Don’t Stress: Stranger Abductions
Tragically, nearly half a million kids were reported missing last year in the U.S. And, thanks to necessary media coverage, the details of these cases become the stuff of our collective nightmares. But the size of our fear does not necessarily reflect the data. Per The Washington Post, “Only 0.1 percent of missing persons cases were what we'd think of as a ‘stereotypical kidnapping’—where a complete stranger tries to abduct somebody and carry them off by force… The likelihood of any of these scenarios is both historically low and infinitesimally small.” We repeat: Infinitesimally small. In fact, you are more likely to get struck by lightning than to have your child lured away by a predator. Something to keep in mind the next time this particular worry wakes you up at night.
Don’t Stress: SIDS
In 2015, there were 3,700 Sudden Unexpected Infant Deaths reported in the United States, where roughly 4 million babies are born every year. And while the prospect of even one such loss is devastating, it’s important to note that only 43 percent of those deaths were actually caused by SIDS itself and not, for example, accidental suffocation resulting from unsafe sleeping environments. In fact, if parents follow the American Academy of Pediatrics’ Sleep Guidelines to the letter, the risk of SIDS is all but eradicated.
Don’t Stress: ADHD
According to a report out of Harvard, “Experts estimate that 5 percent is a realistic upper limit of children with [Attention Defecit Hyperactivity] disorder, but in many areas of the country...up to 33 percent of white boys are diagnosed with ADHD.” One study found that “being young for one’s grade increased the chances of being prescribed stimulants 20-fold.” One doctor, writing about a swath of similar findings, cautions against “turning immaturity into a disease.”

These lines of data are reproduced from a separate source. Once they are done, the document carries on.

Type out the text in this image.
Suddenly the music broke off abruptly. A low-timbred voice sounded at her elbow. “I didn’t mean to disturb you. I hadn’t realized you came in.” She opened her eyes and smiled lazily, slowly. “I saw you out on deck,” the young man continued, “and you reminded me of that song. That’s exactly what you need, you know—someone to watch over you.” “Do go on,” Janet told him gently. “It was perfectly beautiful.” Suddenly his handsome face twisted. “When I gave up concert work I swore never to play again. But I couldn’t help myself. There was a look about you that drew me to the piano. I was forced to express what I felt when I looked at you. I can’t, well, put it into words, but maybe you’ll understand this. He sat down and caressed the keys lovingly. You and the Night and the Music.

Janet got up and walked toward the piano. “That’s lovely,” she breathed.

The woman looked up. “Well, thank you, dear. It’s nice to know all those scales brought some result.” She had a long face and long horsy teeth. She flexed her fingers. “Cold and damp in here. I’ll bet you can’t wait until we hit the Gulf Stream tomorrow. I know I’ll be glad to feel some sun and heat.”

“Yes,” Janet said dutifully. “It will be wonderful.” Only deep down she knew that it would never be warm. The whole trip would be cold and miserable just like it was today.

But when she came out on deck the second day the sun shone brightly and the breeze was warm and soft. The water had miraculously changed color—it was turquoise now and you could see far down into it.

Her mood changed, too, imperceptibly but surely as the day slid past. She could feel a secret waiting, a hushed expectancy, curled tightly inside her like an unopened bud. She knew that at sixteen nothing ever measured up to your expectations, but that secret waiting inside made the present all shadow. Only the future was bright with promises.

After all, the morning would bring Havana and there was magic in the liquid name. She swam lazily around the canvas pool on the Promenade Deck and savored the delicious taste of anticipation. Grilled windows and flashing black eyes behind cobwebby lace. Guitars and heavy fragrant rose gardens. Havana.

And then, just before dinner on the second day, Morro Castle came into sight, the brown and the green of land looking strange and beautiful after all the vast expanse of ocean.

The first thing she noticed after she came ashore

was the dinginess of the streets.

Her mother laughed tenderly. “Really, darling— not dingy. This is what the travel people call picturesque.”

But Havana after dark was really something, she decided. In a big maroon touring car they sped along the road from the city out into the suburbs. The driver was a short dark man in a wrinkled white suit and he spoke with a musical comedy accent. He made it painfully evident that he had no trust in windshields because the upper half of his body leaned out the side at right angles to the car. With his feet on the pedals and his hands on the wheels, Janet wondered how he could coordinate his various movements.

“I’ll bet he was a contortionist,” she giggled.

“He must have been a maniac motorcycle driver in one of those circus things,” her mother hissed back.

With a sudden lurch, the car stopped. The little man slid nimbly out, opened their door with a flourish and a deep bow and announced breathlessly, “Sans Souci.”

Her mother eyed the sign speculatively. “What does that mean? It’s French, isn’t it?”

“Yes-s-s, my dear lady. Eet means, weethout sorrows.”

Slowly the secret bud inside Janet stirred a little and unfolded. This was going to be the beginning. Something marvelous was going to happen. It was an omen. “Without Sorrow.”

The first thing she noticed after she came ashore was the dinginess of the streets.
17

Maybe You Should Stress: Screen Time
Although the American Academy of Pediatrics has updated its guidelines to better reflect the reality that many of us live in (aka "They watch Wild Kratts so I can pee"), experts are still ringing all sorts of alarm bells. Dr. Delaney Ruston of Stony Brook University Hospital, director of the documentary Screenagers, explains that engaging with a screen "releases a dopamine [rush] that is so rewarding, kids want this more and more. And therefore when they are not on these highly stimulating screens, they actually can get really agitated." From delayed speech in toddlers to a potential mental health crisis in teenagers, screen—and social media—use requires lifelong parental guidance. Oh, and P.S.: We’ll have to put our own phones down to provide it.